Bosnia & Herzegovina | Resolution on secession from federal institutions
Defence Redefined
Published on 12/12/2021 at 17:00

The Bosnian Serb Parliament began on Friday 10/12, a controversial process of secession from Bosnia’s common institutions, mainly the army, despite warnings from Western powers. 

The Assembly of the Republika Srpska (Bosnian Serb entity), held in Banja Luka, gave the Government six months to organize the withdrawal from Bosnia’s three crucial institutions: the army, the rule of law, and the tax administration.

After eight hours of debate, MEPs adopted the proposed non-binding text by 49 votes to three. The military, justice, and tax administration are key pillars of the system established by the Dayton Peace Accords.

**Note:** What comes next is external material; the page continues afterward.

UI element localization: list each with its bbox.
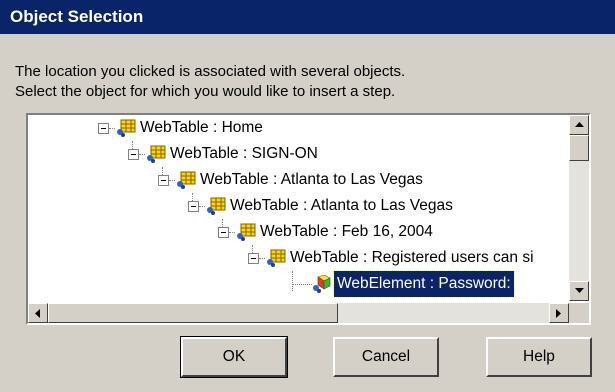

“Bosnia is heading in a direction we did not agree to by signing the Dayton Peace Accords,” said 62 years-old Bosnian Serb political leader Milorad Dodik. “The time has come for the Republika Srpska to gain freedom […] Bosnia is an experiment […] I do not think it can survive because it does not have the internal capacity to survive,” he added.

From its side, the opposition has warned that these moves could lead Republika Srpska to a new war. “I think the path you have chosen is dangerous for Republika Srpska and we cannot follow you,” said Mirko Sarovic, the head of the largest opposition Serb Democratic Party.

Also read: Bosnia and Herzegovina | Prospect of new war in Bosnia – EuFor peacekeeping mission expires

In a joint statement, the embassies of the United States, the United Kingdom, France, Germany, Italy, and the European Union delegation stated that the parliament motion was “a further escalatory step”.

“Members of the governing coalition in the RS (Republika Srpska) must be aware that continuing this dead-end path of challenging the Dayton framework is damaging the economic prospects of the entity, threatening the stability of the country and the entire region and jeopardizing Bosnia’s future with the EU,” the ambassadors stressed.

The Dayton Accords ended the war between the Bosnian communities in 1995 (100,000 dead) and ratified the division of Bosnia into two entities, the Republika Srpska and a Croat-Muslim entity. The Bosnian Serb political leader has been threatening secession for years. Dodik, a member of Bosnia’s collective presidency, systematically complains that the country in which he participates in the collective leadership is “impossible.”

In the post-war years, a weak central state established common institutions, the army, the rule of law, tax administration, and the intelligence services. Milorad Dodik states that the delegation of powers from the entities to the central government was done with 140 decisions and he wants the return of all these powers to the Republika Srpska, starting with the army, the rule of law, and the tax administration.

Dodik was once a moderate politician and a protector of Western powers. Today he is a nationalist and is supported by Moscow. He blames Westerners for weakening the Republika Srpska over the years by strengthening the central state through the imposition of reforms, a process desired by Bosnian Muslims.